Condition : membres d’équipage

186. L’étranger peut travailler au Canada sans permis de travail :

[…]

s) à titre de membre d’équipage employé par une société étrangère à bord d’un moyen de transport qui, à la fois :

(i) est d’immatriculation étrangère et dont le propriétaire est un étranger,

(ii) est utilisé principalement pour le transport international.

[…]

Permis non exigé

190. […]

(3.1) Est dispensé de l’obligation d’obtenir un visa de résident temporaire l’étranger membre d’équipage qui arrive au Canada à bord d’un bâtiment et qui cherche, à la fois :

a) à entrer au Canada à titre de membre d’équipage du bâtiment;

b) à séjourner au Canada à seule fin d’agir à titre de membre d’équipage du bâtiment ou de tout autre bâtiment.

[…]

Dispense de visa — membre d’équipage

228. (1) Pour l’application du paragraphe 44(2) de la Loi, mais sous réserve des paragraphes (3) et (4), dans le cas où elle ne comporte pas de motif d’interdiction de territoire autre que ceux prévus dans l’une des circonstances ci‑après, l’affaire n’est pas déférée à la Section de l’immigration et la mesure de renvoi à prendre est celle indiquée en regard du motif en cause :

[…]

c) en cas d’interdiction de territoire de l’étranger au titre de l’article 41 de la Loi pour manquement à :

[…]

(v) l’obligation prévue au paragraphe 29(2) de la Loi de se conformer aux conditions imposées à l’article 184, l’exclusion.

[…]

Application du paragraphe 44(2) de la Loi : étrangers

268. (1) Le transporteur informe sans délai l’agent du point d’entrée le plus proche lorsqu’un étranger cesse d’être un membre d’équipage pour le motif prévu à l’alinéa 3(1)b).

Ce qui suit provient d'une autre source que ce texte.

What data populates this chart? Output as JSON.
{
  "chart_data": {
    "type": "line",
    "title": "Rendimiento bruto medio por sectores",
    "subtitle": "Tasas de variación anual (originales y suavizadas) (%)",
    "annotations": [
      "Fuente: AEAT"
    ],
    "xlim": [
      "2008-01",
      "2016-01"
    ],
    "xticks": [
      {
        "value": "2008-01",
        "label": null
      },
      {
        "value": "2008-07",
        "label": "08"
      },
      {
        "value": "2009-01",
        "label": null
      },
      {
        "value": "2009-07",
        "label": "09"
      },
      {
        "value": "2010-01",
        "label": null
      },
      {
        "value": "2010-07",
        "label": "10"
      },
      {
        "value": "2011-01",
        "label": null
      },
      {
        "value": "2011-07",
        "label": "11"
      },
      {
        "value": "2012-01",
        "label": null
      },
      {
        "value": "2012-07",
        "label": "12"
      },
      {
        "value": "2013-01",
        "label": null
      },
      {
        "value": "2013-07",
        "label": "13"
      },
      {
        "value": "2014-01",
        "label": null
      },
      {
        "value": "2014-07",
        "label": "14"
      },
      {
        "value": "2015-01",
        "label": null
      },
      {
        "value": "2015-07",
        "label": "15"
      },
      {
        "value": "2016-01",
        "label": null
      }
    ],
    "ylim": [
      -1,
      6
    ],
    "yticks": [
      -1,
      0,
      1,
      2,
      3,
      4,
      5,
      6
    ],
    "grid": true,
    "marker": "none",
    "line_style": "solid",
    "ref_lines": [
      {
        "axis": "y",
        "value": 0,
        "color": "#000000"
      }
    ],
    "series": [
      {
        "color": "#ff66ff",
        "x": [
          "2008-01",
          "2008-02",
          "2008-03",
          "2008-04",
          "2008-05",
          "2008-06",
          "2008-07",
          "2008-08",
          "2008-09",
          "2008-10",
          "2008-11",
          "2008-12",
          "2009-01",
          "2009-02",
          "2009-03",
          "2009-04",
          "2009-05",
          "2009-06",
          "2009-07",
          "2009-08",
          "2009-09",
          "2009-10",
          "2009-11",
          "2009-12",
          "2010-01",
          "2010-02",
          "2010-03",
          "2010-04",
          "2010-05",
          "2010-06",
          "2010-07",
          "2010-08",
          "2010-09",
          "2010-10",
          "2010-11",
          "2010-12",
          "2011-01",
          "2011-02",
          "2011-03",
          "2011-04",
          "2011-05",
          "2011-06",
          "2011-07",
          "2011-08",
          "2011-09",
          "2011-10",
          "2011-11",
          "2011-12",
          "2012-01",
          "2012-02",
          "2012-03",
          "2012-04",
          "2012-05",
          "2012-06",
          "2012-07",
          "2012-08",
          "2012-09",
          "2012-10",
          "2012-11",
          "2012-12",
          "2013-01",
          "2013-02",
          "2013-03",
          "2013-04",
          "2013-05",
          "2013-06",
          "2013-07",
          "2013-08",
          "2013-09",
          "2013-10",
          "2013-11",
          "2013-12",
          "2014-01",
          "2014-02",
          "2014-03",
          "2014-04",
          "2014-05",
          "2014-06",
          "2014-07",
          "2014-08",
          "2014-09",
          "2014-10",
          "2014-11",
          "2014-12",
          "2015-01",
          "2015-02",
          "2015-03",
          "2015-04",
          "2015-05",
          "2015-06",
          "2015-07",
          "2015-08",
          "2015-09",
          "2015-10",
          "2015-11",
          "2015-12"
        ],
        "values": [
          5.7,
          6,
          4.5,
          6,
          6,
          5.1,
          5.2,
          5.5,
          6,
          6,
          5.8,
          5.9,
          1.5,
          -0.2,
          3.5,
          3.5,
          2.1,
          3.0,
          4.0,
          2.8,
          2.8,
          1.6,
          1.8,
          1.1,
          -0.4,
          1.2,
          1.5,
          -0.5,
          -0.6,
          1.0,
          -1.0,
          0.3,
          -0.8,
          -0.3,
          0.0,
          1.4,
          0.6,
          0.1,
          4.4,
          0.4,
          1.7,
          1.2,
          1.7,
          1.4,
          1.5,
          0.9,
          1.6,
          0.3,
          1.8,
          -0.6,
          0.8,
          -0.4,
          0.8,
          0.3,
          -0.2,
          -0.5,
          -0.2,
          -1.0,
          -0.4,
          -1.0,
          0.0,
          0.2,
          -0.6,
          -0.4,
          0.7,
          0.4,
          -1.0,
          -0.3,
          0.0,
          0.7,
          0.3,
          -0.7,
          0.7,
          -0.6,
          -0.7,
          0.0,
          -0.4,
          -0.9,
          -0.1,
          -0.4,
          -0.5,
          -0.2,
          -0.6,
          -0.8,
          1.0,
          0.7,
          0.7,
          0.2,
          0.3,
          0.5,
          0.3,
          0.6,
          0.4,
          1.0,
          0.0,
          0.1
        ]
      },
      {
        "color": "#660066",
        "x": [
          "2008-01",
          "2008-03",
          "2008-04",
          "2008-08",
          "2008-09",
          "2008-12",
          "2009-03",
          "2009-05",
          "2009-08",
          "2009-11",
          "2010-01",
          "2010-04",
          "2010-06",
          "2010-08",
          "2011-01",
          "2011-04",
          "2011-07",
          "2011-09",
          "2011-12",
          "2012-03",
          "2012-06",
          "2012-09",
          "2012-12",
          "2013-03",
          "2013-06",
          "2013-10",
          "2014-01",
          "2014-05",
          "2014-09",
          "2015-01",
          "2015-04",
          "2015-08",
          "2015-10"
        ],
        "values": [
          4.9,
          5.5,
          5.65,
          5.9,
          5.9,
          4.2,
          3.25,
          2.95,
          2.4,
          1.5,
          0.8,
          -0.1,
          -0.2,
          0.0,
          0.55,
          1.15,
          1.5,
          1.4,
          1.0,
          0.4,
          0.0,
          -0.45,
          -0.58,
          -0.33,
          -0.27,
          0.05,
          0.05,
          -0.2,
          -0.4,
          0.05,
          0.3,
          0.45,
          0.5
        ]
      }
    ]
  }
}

Le renseignement est consigné et fourni par écrit à l’agent sur demande.

[…]

Rapport

274. (1) Il incombe au transporteur qui a amené ou fait amener au Canada un étranger qui est membre de son équipage ou entend le devenir et qui fait l’objet d’une mesure de renvoi exécutoire de transporter celui‑ci à destination du pays déterminé aux termes de la section 4 de la partie 13.

Membres d’équipage

(2) Le transporteur est tenu de transporter l’étranger visé au paragraphe (1), peu importe où ce dernier se trouve au Canada, jusqu’au véhicule qui servira à le faire sortir du Canada.

[…]

Transport jusqu’au véhicule

276. (1) Lorsque l’étranger qui cherche à entrer au Canada est visé par une mesure de renvoi et qu’un transporteur est ou peut être tenu, en vertu de la Loi, de le faire sortir du Canada :

a) l’agent avise le transporteur qu’il est ou peut être tenu de le transporter ou de le faire transporter hors du Canada;

b) lorsque la mesure de renvoi devient exécutoire, l’agent avise le transporteur de son obligation de faire sortir l’étranger du Canada et, s’il y a lieu, de le faire escorter.

Avis au transporteur

(2) Après avoir été avisé aux termes de l’alinéa (1)b), le transporteur avise sans délai l’agent des arrangements qu’il a pris pour faire sortir l’étranger du Canada.

[…]

Avis à l’agent

278. Le transporteur auquel il incombe aux termes de la Loi de faire sortir du Canada un étranger paie les frais suivants, même en cas d’échec du renvoi :

a) les frais d’hébergement et de transport engagés à l’égard de l’étranger, à l’intérieur ou à l’extérieur du Canada, y compris les frais supplémentaires résultant de changements de date ou d’itinéraire;

b) les frais d’hébergement et de transport engagés par l’escorte fournie pour accompagner l’étranger;

c) les frais versés pour l’obtention de passeports, visas et autres titres de voyage pour l’étranger et pour toute personne l’escortant;

d) les frais de repas, faux frais et autres frais, calculés selon les taux publiés par le Secrétariat du Conseil du Trésor dans la Directive sur les voyages d’affaires, avec ses modifications successives;

e) la rémunération des escortes ou de tout autre intervenant;

f) le coût des services fournis pendant le processus de renvoi par des interprètes ou des personnels médical ou autres.